Some of the key platforms, such as NVIDIA DGX and EGX, run Kubernetes as the orchestration layer. NVIDIA is working with platform vendors to integrate its cloud native GPU infrastructure with Kubernetes. 

NVIDIA Container Toolkit – Exposing GPU to Containers

Container runtimes are the core building blocks of cloud native platforms. They are a part of the underlying operating system that manages the lifecycle of containers. Docker Engine and Containerd are the most popular container runtimes in the cloud native universe. 

NVIDIA has built NVIDIA Container Toolkit, an extension to Docker Engine and Containerd to make GPUs visible to containers. It is tightly integrated with the container runtime to deliver the benefits of containerization – portability and scale. 

NVIDIA Container Toolkit
NVIDIA Container Toolkit NVIDIA

Typically, administrators start the configuration by installing the graphics driver followed by the CUDA library and runtime, which are accessed from deep learning frameworks such as TensorFlow and PyTorch. The stack must run compatible versions of the GPU driver, CUDA, Python, and ML frameworks to get the best performance. Any deviation in the versions would make the GPU inaccessible to developers. 

NVIDIA Container Toolkit reduces the friction associated with configuring the GPU software stack. As long as there is a supported version of the graphics driver, developers can pull the CUDA container image without the need to install the entire stack. 

NVIDIA Container Toolkit can be installed on servers running high-end GPUs such as A100 and even on the edge devices such as Jetson Nano. 

NGC – The Hub for Cloud Native, GPU-Optimized AI Resources

The NVIDIA GPU Cloud (NGC) is a one-stop-shop for accessing GPU-optimized containerized software. One of the key elements of NGC is the NVIDIA Container Registry (NVCR), an image registry with a collection of container images that provide instant access to CUDA and HPC software. 

NGC hosts container images, Helm charts, pre-trained models, Jupyter notebooks, and toolkits such as Jarvis and TLT. Any developer can sign up with NGC for free to download GPU-optimized software. 

NGC
NGC NVIDIA

The combination of NVIDIA Container Toolkit and NVCR dramatically simplifies the workflow involved in building AI applications. 

DGX customers can sign up for NGC private registry for a dedicated and secure repository to store sensitive artifacts. 

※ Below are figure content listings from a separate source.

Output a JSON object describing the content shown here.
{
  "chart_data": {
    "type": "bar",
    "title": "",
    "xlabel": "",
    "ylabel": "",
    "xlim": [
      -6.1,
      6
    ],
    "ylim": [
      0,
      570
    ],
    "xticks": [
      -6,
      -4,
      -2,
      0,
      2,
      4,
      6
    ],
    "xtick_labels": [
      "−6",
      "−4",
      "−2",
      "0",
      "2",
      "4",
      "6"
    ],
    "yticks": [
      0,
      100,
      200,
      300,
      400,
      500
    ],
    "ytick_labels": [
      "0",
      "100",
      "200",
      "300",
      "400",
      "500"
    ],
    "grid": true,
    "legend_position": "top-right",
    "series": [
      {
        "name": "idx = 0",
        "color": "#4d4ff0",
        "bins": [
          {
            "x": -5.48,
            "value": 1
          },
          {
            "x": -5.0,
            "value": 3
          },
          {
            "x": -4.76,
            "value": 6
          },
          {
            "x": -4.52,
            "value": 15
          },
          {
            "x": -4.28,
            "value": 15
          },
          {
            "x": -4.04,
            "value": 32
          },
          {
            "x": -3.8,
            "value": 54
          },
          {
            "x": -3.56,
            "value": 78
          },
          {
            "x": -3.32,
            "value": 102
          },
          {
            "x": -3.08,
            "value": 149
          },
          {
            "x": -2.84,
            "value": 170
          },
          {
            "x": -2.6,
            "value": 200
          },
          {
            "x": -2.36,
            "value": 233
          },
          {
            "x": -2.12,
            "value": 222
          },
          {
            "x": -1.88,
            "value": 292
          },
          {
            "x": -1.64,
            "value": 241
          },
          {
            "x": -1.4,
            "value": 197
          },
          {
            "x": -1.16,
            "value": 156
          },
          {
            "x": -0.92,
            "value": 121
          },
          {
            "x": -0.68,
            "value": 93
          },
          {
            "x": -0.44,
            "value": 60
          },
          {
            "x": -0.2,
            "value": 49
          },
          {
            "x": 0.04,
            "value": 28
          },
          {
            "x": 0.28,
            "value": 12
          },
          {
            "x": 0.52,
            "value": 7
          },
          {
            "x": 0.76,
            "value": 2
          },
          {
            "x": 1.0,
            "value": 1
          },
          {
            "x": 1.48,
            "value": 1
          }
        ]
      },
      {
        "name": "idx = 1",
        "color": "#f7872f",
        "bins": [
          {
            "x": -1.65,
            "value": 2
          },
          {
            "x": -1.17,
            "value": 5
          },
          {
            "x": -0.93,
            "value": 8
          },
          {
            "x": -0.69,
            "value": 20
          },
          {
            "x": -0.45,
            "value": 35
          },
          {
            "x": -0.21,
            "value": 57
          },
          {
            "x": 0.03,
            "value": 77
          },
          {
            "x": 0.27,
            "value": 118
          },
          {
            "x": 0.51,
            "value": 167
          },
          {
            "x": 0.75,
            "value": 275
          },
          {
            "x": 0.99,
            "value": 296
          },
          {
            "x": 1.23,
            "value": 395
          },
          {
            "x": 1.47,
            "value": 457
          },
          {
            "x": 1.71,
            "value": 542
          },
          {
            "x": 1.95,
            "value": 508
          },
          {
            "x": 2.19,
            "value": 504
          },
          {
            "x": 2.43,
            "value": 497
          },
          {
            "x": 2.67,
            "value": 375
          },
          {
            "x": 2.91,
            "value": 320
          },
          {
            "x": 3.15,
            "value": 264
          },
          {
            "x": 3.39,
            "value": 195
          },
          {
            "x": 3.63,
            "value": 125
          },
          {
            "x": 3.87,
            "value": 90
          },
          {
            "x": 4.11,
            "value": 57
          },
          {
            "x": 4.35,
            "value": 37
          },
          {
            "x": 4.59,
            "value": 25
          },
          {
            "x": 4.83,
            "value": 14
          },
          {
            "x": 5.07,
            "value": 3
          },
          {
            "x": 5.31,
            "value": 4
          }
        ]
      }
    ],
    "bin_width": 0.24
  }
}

NVIDIA DeepOps – The Open Source Installer for GPU-Ready Kubernetes and Kubeflow

NVIDIA DeepOps is an integrated open source installer for deploying Kubernetes and Kubeflow. NVIDIA has assembled the best of the breed software to accelerate the installation and configuration of a GPU cluster running Kubernetes. It relies on Kubespray to rollout Kubernetes to one or more machines. 

NVIDIA DeepOps automates the installation of Kubeflow, an open source, cloud native machine learning platform that runs on Kubernetes. 

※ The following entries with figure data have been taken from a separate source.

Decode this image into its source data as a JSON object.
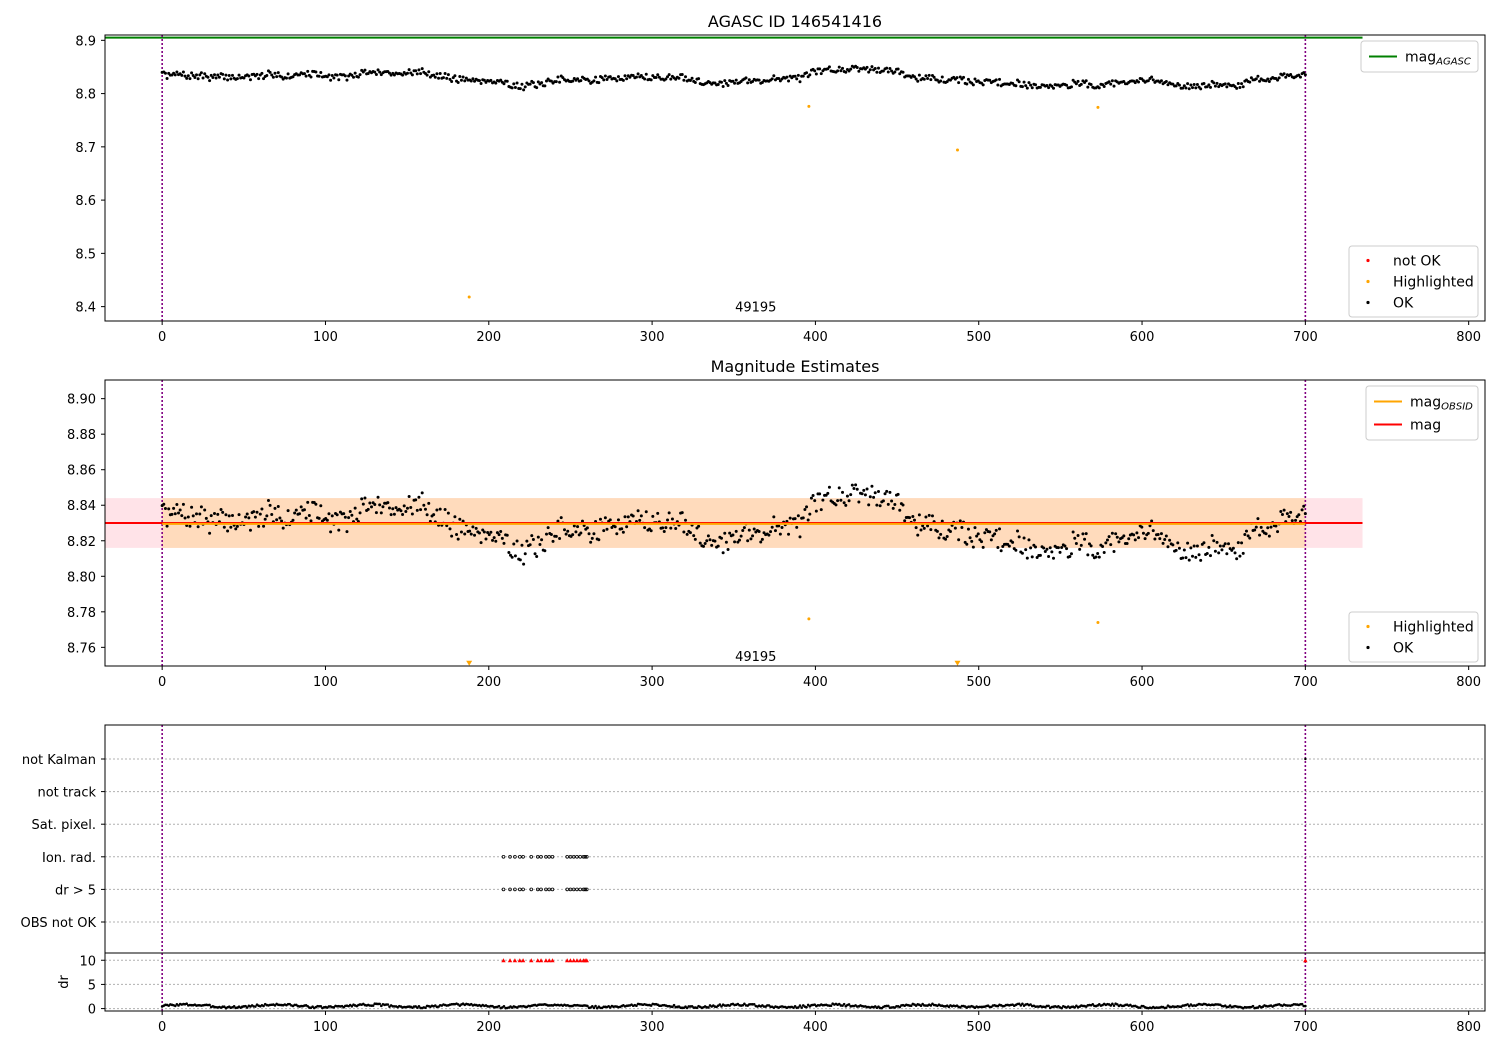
{
  "colors": {
    "ok": "#000000",
    "highlighted": "#ffa500",
    "not_ok": "#ff0000",
    "mag_agasc": "#008000",
    "mag": "#ff0000",
    "mag_obsid": "#ffa500",
    "band_mag": "#ffc0cb",
    "band_obsid": "#ffd8b0",
    "vline": "#800080",
    "hgrid": "#b0b0b0"
  },
  "chart_data": [
    {
      "type": "scatter",
      "title": "AGASC ID 146541416",
      "xlim": [
        -35,
        810
      ],
      "ylim": [
        8.373,
        8.91
      ],
      "x_ticks": [
        0,
        100,
        200,
        300,
        400,
        500,
        600,
        700,
        800
      ],
      "y_ticks": [
        8.4,
        8.5,
        8.6,
        8.7,
        8.8,
        8.9
      ],
      "annotation": {
        "text": "49195",
        "x": 350,
        "y": 8.4
      },
      "vlines": [
        0,
        700
      ],
      "hline": {
        "name": "mag_AGASC",
        "y": 8.905,
        "x_range": [
          -35,
          735
        ]
      },
      "series": [
        {
          "name": "OK",
          "x_range": [
            0,
            700
          ],
          "n": 700,
          "mean": 8.831,
          "wander": 0.022,
          "noise": 0.006,
          "seed": 7
        },
        {
          "name": "Highlighted",
          "x": [
            188,
            396,
            487,
            573
          ],
          "y": [
            8.418,
            8.776,
            8.694,
            8.774
          ]
        },
        {
          "name": "not OK",
          "x": [],
          "y": []
        }
      ],
      "legend": [
        {
          "label": "mag",
          "sub": "AGASC",
          "kind": "line",
          "color_key": "mag_agasc"
        }
      ],
      "legend2": [
        {
          "label": "not OK",
          "kind": "dot",
          "color_key": "not_ok"
        },
        {
          "label": "Highlighted",
          "kind": "dot",
          "color_key": "highlighted"
        },
        {
          "label": "OK",
          "kind": "dot",
          "color_key": "ok"
        }
      ]
    },
    {
      "type": "scatter",
      "title": "Magnitude Estimates",
      "xlim": [
        -35,
        810
      ],
      "ylim": [
        8.7495,
        8.9105
      ],
      "x_ticks": [
        0,
        100,
        200,
        300,
        400,
        500,
        600,
        700,
        800
      ],
      "y_ticks": [
        8.76,
        8.78,
        8.8,
        8.82,
        8.84,
        8.86,
        8.88,
        8.9
      ],
      "y_tick_labels": [
        "8.76",
        "8.78",
        "8.80",
        "8.82",
        "8.84",
        "8.86",
        "8.88",
        "8.90"
      ],
      "annotation": {
        "text": "49195",
        "x": 350,
        "y": 8.755
      },
      "vlines": [
        0,
        700
      ],
      "mag": {
        "y": 8.83,
        "band": [
          8.816,
          8.844
        ],
        "x_range": [
          -35,
          735
        ]
      },
      "mag_obsid": {
        "y": 8.8295,
        "band": [
          8.816,
          8.844
        ],
        "x_range": [
          0,
          700
        ]
      },
      "series": [
        {
          "name": "OK",
          "x_range": [
            0,
            700
          ],
          "n": 700,
          "mean": 8.831,
          "wander": 0.022,
          "noise": 0.006,
          "seed": 7
        },
        {
          "name": "Highlighted",
          "x": [
            396,
            573
          ],
          "y": [
            8.776,
            8.774
          ]
        },
        {
          "name": "Highlighted (below axis)",
          "x": [
            188,
            487
          ],
          "y": [
            8.7508,
            8.7508
          ]
        }
      ],
      "legend": [
        {
          "label": "mag",
          "sub": "OBSID",
          "kind": "line",
          "color_key": "mag_obsid"
        },
        {
          "label": "mag",
          "kind": "line",
          "color_key": "mag"
        }
      ],
      "legend2": [
        {
          "label": "Highlighted",
          "kind": "dot",
          "color_key": "highlighted"
        },
        {
          "label": "OK",
          "kind": "dot",
          "color_key": "ok"
        }
      ]
    },
    {
      "type": "scatter",
      "title": "",
      "xlim": [
        -35,
        810
      ],
      "categories": [
        "not Kalman",
        "not track",
        "Sat. pixel.",
        "Ion. rad.",
        "dr > 5",
        "OBS not OK"
      ],
      "flag_x": [
        209,
        213,
        216,
        219,
        221,
        226,
        230,
        232,
        235,
        237,
        239,
        248,
        250,
        252,
        254,
        256,
        258,
        259,
        260
      ],
      "flag_rows": [
        "Ion. rad.",
        "dr > 5"
      ],
      "vlines": [
        0,
        700
      ]
    },
    {
      "type": "line",
      "title": "",
      "ylabel": "dr",
      "xlim": [
        -35,
        810
      ],
      "ylim": [
        -0.5,
        11.5
      ],
      "x_ticks": [
        0,
        100,
        200,
        300,
        400,
        500,
        600,
        700,
        800
      ],
      "y_ticks": [
        0,
        5,
        10
      ],
      "clip_y": 10,
      "clipped_x": [
        209,
        213,
        216,
        219,
        221,
        226,
        230,
        232,
        235,
        237,
        239,
        248,
        250,
        252,
        254,
        256,
        258,
        259,
        260,
        700
      ],
      "series": [
        {
          "name": "dr",
          "x_range": [
            0,
            700
          ],
          "n": 700,
          "mean": 0.55,
          "amplitude": 0.45,
          "seed": 3
        }
      ],
      "vlines": [
        0,
        700
      ]
    }
  ]
}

The DeepOps installer deploys everything from the container runtime, Kubernetes control plane and nodes, NVIDIA GPU operator, an overlay storage layer and more. In just 30 minutes, customers can have a fully configured cloud native and GPU-optimized infrastructure running on a single node such as a DGX box or a cluster of GPU servers. 

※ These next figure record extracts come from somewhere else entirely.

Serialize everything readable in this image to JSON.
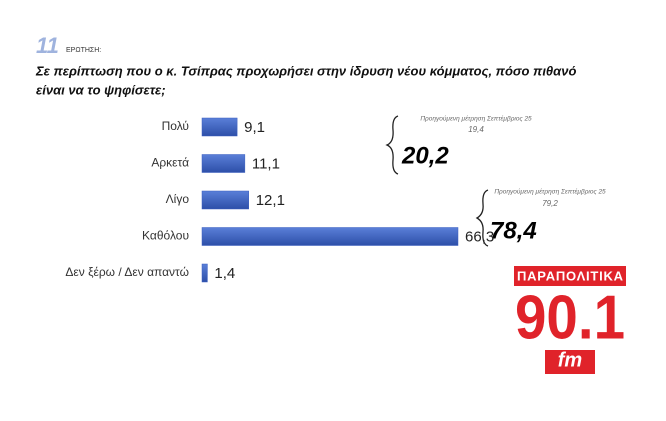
{
  "chart_data": {
    "type": "bar",
    "question_number": "11",
    "question_label": "ΕΡΩΤΗΣΗ:",
    "title_lines": [
      "Σε περίπτωση που ο κ. Τσίπρας προχωρήσει στην ίδρυση νέου κόμματος, πόσο πιθανό",
      "είναι να το ψηφίσετε;"
    ],
    "categories": [
      "Πολύ",
      "Αρκετά",
      "Λίγο",
      "Καθόλου",
      "Δεν ξέρω / Δεν απαντώ"
    ],
    "values": [
      9.1,
      11.1,
      12.1,
      66.3,
      1.4
    ],
    "value_labels": [
      "9,1",
      "11,1",
      "12,1",
      "66,3",
      "1,4"
    ],
    "color": "#3b5fc0",
    "annotations": [
      {
        "note": "Προηγούμενη μέτρηση Σεπτέμβριος 25",
        "previous": "19,4",
        "total": "20,2"
      },
      {
        "note": "Προηγούμενη μέτρηση Σεπτέμβριος 25",
        "previous": "79,2",
        "total": "78,4"
      }
    ],
    "logo": {
      "top": "ΠΑΡΑΠΟΛΙΤΙΚΑ",
      "main": "90.1",
      "sub": "fm"
    }
  }
}
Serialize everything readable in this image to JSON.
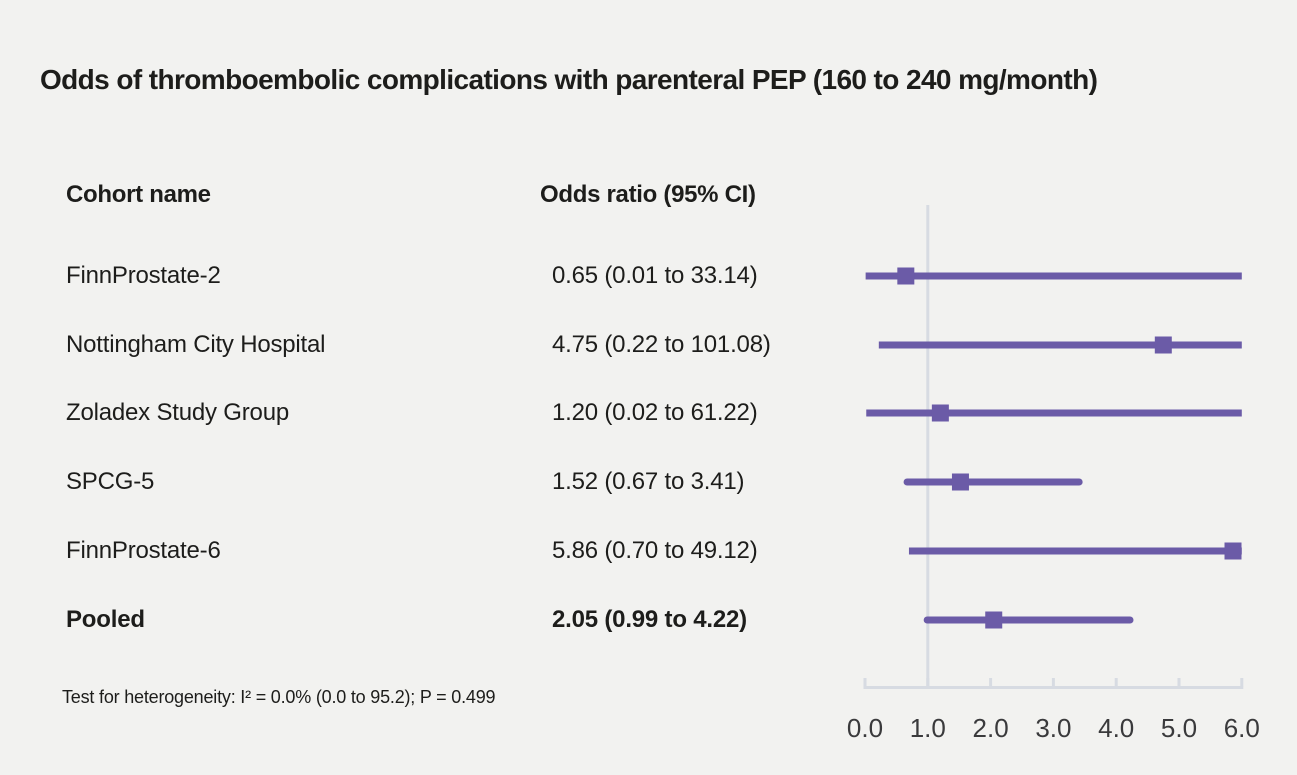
{
  "title": "Odds of thromboembolic complications with parenteral PEP (160 to 240 mg/month)",
  "table": {
    "col_cohort": "Cohort name",
    "col_or": "Odds ratio (95% CI)",
    "rows": [
      {
        "name": "FinnProstate-2",
        "or_label": "0.65 (0.01 to 33.14)"
      },
      {
        "name": "Nottingham City Hospital",
        "or_label": "4.75 (0.22 to 101.08)"
      },
      {
        "name": "Zoladex Study Group",
        "or_label": "1.20 (0.02 to 61.22)"
      },
      {
        "name": "SPCG-5",
        "or_label": "1.52 (0.67 to 3.41)"
      },
      {
        "name": "FinnProstate-6",
        "or_label": "5.86 (0.70 to 49.12)"
      },
      {
        "name": "Pooled",
        "or_label": "2.05 (0.99 to 4.22)"
      }
    ]
  },
  "footnote": "Test for heterogeneity: I² = 0.0% (0.0 to 95.2); P = 0.499",
  "chart_data": {
    "type": "forest",
    "title": "Odds of thromboembolic complications with parenteral PEP (160 to 240 mg/month)",
    "xlim": [
      0,
      6
    ],
    "xticks": [
      {
        "value": 0,
        "label": "0.0"
      },
      {
        "value": 1,
        "label": "1.0"
      },
      {
        "value": 2,
        "label": "2.0"
      },
      {
        "value": 3,
        "label": "3.0"
      },
      {
        "value": 4,
        "label": "4.0"
      },
      {
        "value": 5,
        "label": "5.0"
      },
      {
        "value": 6,
        "label": "6.0"
      }
    ],
    "reference_line": 1.0,
    "series": [
      {
        "name": "FinnProstate-2",
        "odds_ratio": 0.65,
        "ci_low": 0.01,
        "ci_high": 33.14,
        "pooled": false
      },
      {
        "name": "Nottingham City Hospital",
        "odds_ratio": 4.75,
        "ci_low": 0.22,
        "ci_high": 101.08,
        "pooled": false
      },
      {
        "name": "Zoladex Study Group",
        "odds_ratio": 1.2,
        "ci_low": 0.02,
        "ci_high": 61.22,
        "pooled": false
      },
      {
        "name": "SPCG-5",
        "odds_ratio": 1.52,
        "ci_low": 0.67,
        "ci_high": 3.41,
        "pooled": false
      },
      {
        "name": "FinnProstate-6",
        "odds_ratio": 5.86,
        "ci_low": 0.7,
        "ci_high": 49.12,
        "pooled": false
      },
      {
        "name": "Pooled",
        "odds_ratio": 2.05,
        "ci_low": 0.99,
        "ci_high": 4.22,
        "pooled": true
      }
    ],
    "heterogeneity_note": "Test for heterogeneity: I² = 0.0% (0.0 to 95.2); P = 0.499",
    "colors": {
      "marker": "#6b5ba7",
      "ci_line": "#6b5ba7",
      "axis": "#d7dbe2",
      "tick_text": "#3a3a3c",
      "text": "#1d1d1b",
      "background": "#f2f2f0"
    },
    "legend": null,
    "grid": false
  }
}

The GPU Operator is a specialized software designed exclusively for Kubernetes. It containerizes everything from the driver to CUDA runtime to cuDNN libraries without explicitly installing the stack on the server. NVIDIA has also built a similar operator for the DPU to expose Mellanox SmartNIC to Kubernetes workloads. 

GPU Operator
GPU Operator NVIDIA

DeepOps supports upstream Kubernetes and enterprise container platforms such as Red Hat OpenShift. 

With containerization and cloud native technologies becoming the key for NVIDIA, it should consider acquiring a Kubernetes platform company to build its own stack. An official Kubernetes distribution from NVIDIA complements NGC, Container Toolkit, and GPU Operator to deliver an end-to-end cloud native platform. A GPU-optimized and integrated Kubernetes platform from NVIDIA can become the foundation of AI and HPC infrastructure.